On the eve of a visit to Britain to raise awareness of his country's plight, Khan argued that the world had failed to understand the true extent of the catastrophe, the worst floods in Pakistan in eight decades.
"You have 20 million hungry, angry people, you will see a weakened state. That state will not be able to maintain
40,000 troops to fight the war on terror," Tehreek-e-Insaf chief Imran Khan told The Times.
"This could bring the country down. The situation could lead to famine. It could lead to hyperinflation. It could lead to our currency breaking down. Our national cash crop, cotton, is already 20 to 30 per cent gone.
"In the floods 80 per cent of those worst-hit were subsistence farmers -- that loss is devastating to our agricultural-based economy," Khan, who has raised more than 14 million pounds for disaster relief efforts, said that global leaders had to wake up to the situation.
"This is going to change Pakistan like 9/11 changed the world. The country cannot go on as before because our corrupt, weak government has been exposed.

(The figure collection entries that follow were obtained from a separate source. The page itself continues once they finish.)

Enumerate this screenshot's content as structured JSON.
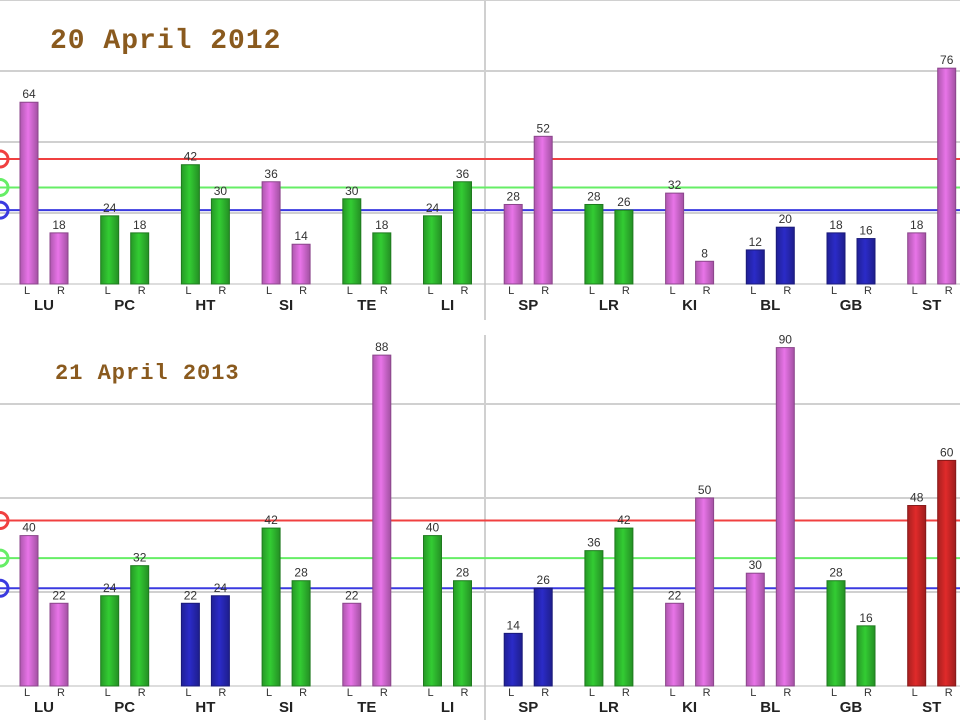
{
  "colors": {
    "magenta": "#e874e8",
    "green": "#33cc33",
    "blue": "#2b2bc8",
    "red": "#e02a2a",
    "line_red": "#f04040",
    "line_green": "#66ee66",
    "line_blue": "#3a3ae0",
    "grid": "#d0d0d0"
  },
  "chart_data": [
    {
      "type": "bar",
      "title": "20 April 2012",
      "ylim": [
        0,
        100
      ],
      "groups": [
        "LU",
        "PC",
        "HT",
        "SI",
        "TE",
        "LI",
        "SP",
        "LR",
        "KI",
        "BL",
        "GB",
        "ST"
      ],
      "sides": [
        "L",
        "R"
      ],
      "reference_lines": [
        {
          "color": "red",
          "value": 44
        },
        {
          "color": "green",
          "value": 34
        },
        {
          "color": "blue",
          "value": 26
        }
      ],
      "bars": [
        {
          "group": "LU",
          "side": "L",
          "value": 64,
          "color": "magenta"
        },
        {
          "group": "LU",
          "side": "R",
          "value": 18,
          "color": "magenta"
        },
        {
          "group": "PC",
          "side": "L",
          "value": 24,
          "color": "green"
        },
        {
          "group": "PC",
          "side": "R",
          "value": 18,
          "color": "green"
        },
        {
          "group": "HT",
          "side": "L",
          "value": 42,
          "color": "green"
        },
        {
          "group": "HT",
          "side": "R",
          "value": 30,
          "color": "green"
        },
        {
          "group": "SI",
          "side": "L",
          "value": 36,
          "color": "magenta"
        },
        {
          "group": "SI",
          "side": "R",
          "value": 14,
          "color": "magenta"
        },
        {
          "group": "TE",
          "side": "L",
          "value": 30,
          "color": "green"
        },
        {
          "group": "TE",
          "side": "R",
          "value": 18,
          "color": "green"
        },
        {
          "group": "LI",
          "side": "L",
          "value": 24,
          "color": "green"
        },
        {
          "group": "LI",
          "side": "R",
          "value": 36,
          "color": "green"
        },
        {
          "group": "SP",
          "side": "L",
          "value": 28,
          "color": "magenta"
        },
        {
          "group": "SP",
          "side": "R",
          "value": 52,
          "color": "magenta"
        },
        {
          "group": "LR",
          "side": "L",
          "value": 28,
          "color": "green"
        },
        {
          "group": "LR",
          "side": "R",
          "value": 26,
          "color": "green"
        },
        {
          "group": "KI",
          "side": "L",
          "value": 32,
          "color": "magenta"
        },
        {
          "group": "KI",
          "side": "R",
          "value": 8,
          "color": "magenta"
        },
        {
          "group": "BL",
          "side": "L",
          "value": 12,
          "color": "blue"
        },
        {
          "group": "BL",
          "side": "R",
          "value": 20,
          "color": "blue"
        },
        {
          "group": "GB",
          "side": "L",
          "value": 18,
          "color": "blue"
        },
        {
          "group": "GB",
          "side": "R",
          "value": 16,
          "color": "blue"
        },
        {
          "group": "ST",
          "side": "L",
          "value": 18,
          "color": "magenta"
        },
        {
          "group": "ST",
          "side": "R",
          "value": 76,
          "color": "magenta"
        }
      ]
    },
    {
      "type": "bar",
      "title": "21 April 2013",
      "ylim": [
        0,
        100
      ],
      "groups": [
        "LU",
        "PC",
        "HT",
        "SI",
        "TE",
        "LI",
        "SP",
        "LR",
        "KI",
        "BL",
        "GB",
        "ST"
      ],
      "sides": [
        "L",
        "R"
      ],
      "reference_lines": [
        {
          "color": "red",
          "value": 44
        },
        {
          "color": "green",
          "value": 34
        },
        {
          "color": "blue",
          "value": 26
        }
      ],
      "bars": [
        {
          "group": "LU",
          "side": "L",
          "value": 40,
          "color": "magenta"
        },
        {
          "group": "LU",
          "side": "R",
          "value": 22,
          "color": "magenta"
        },
        {
          "group": "PC",
          "side": "L",
          "value": 24,
          "color": "green"
        },
        {
          "group": "PC",
          "side": "R",
          "value": 32,
          "color": "green"
        },
        {
          "group": "HT",
          "side": "L",
          "value": 22,
          "color": "blue"
        },
        {
          "group": "HT",
          "side": "R",
          "value": 24,
          "color": "blue"
        },
        {
          "group": "SI",
          "side": "L",
          "value": 42,
          "color": "green"
        },
        {
          "group": "SI",
          "side": "R",
          "value": 28,
          "color": "green"
        },
        {
          "group": "TE",
          "side": "L",
          "value": 22,
          "color": "magenta"
        },
        {
          "group": "TE",
          "side": "R",
          "value": 88,
          "color": "magenta"
        },
        {
          "group": "LI",
          "side": "L",
          "value": 40,
          "color": "green"
        },
        {
          "group": "LI",
          "side": "R",
          "value": 28,
          "color": "green"
        },
        {
          "group": "SP",
          "side": "L",
          "value": 14,
          "color": "blue"
        },
        {
          "group": "SP",
          "side": "R",
          "value": 26,
          "color": "blue"
        },
        {
          "group": "LR",
          "side": "L",
          "value": 36,
          "color": "green"
        },
        {
          "group": "LR",
          "side": "R",
          "value": 42,
          "color": "green"
        },
        {
          "group": "KI",
          "side": "L",
          "value": 22,
          "color": "magenta"
        },
        {
          "group": "KI",
          "side": "R",
          "value": 50,
          "color": "magenta"
        },
        {
          "group": "BL",
          "side": "L",
          "value": 30,
          "color": "magenta"
        },
        {
          "group": "BL",
          "side": "R",
          "value": 90,
          "color": "magenta"
        },
        {
          "group": "GB",
          "side": "L",
          "value": 28,
          "color": "green"
        },
        {
          "group": "GB",
          "side": "R",
          "value": 16,
          "color": "green"
        },
        {
          "group": "ST",
          "side": "L",
          "value": 48,
          "color": "red"
        },
        {
          "group": "ST",
          "side": "R",
          "value": 60,
          "color": "red"
        }
      ]
    }
  ]
}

Neither the international community nor normal people are willing to give money to them, to help us."
Although he highlighted the security implications of the disaster, Khan ridiculed Pakistani leaders for trying to
scare donor countries into believing that if they did not help, the Taliban would take advantage.
"It is cheap way to get money from our own people's misery. It is nonsense to say that people step out of a flood to pick up a gun and fight for the Taliban. The real danger comes from the greater threat: that to our country's overall stability."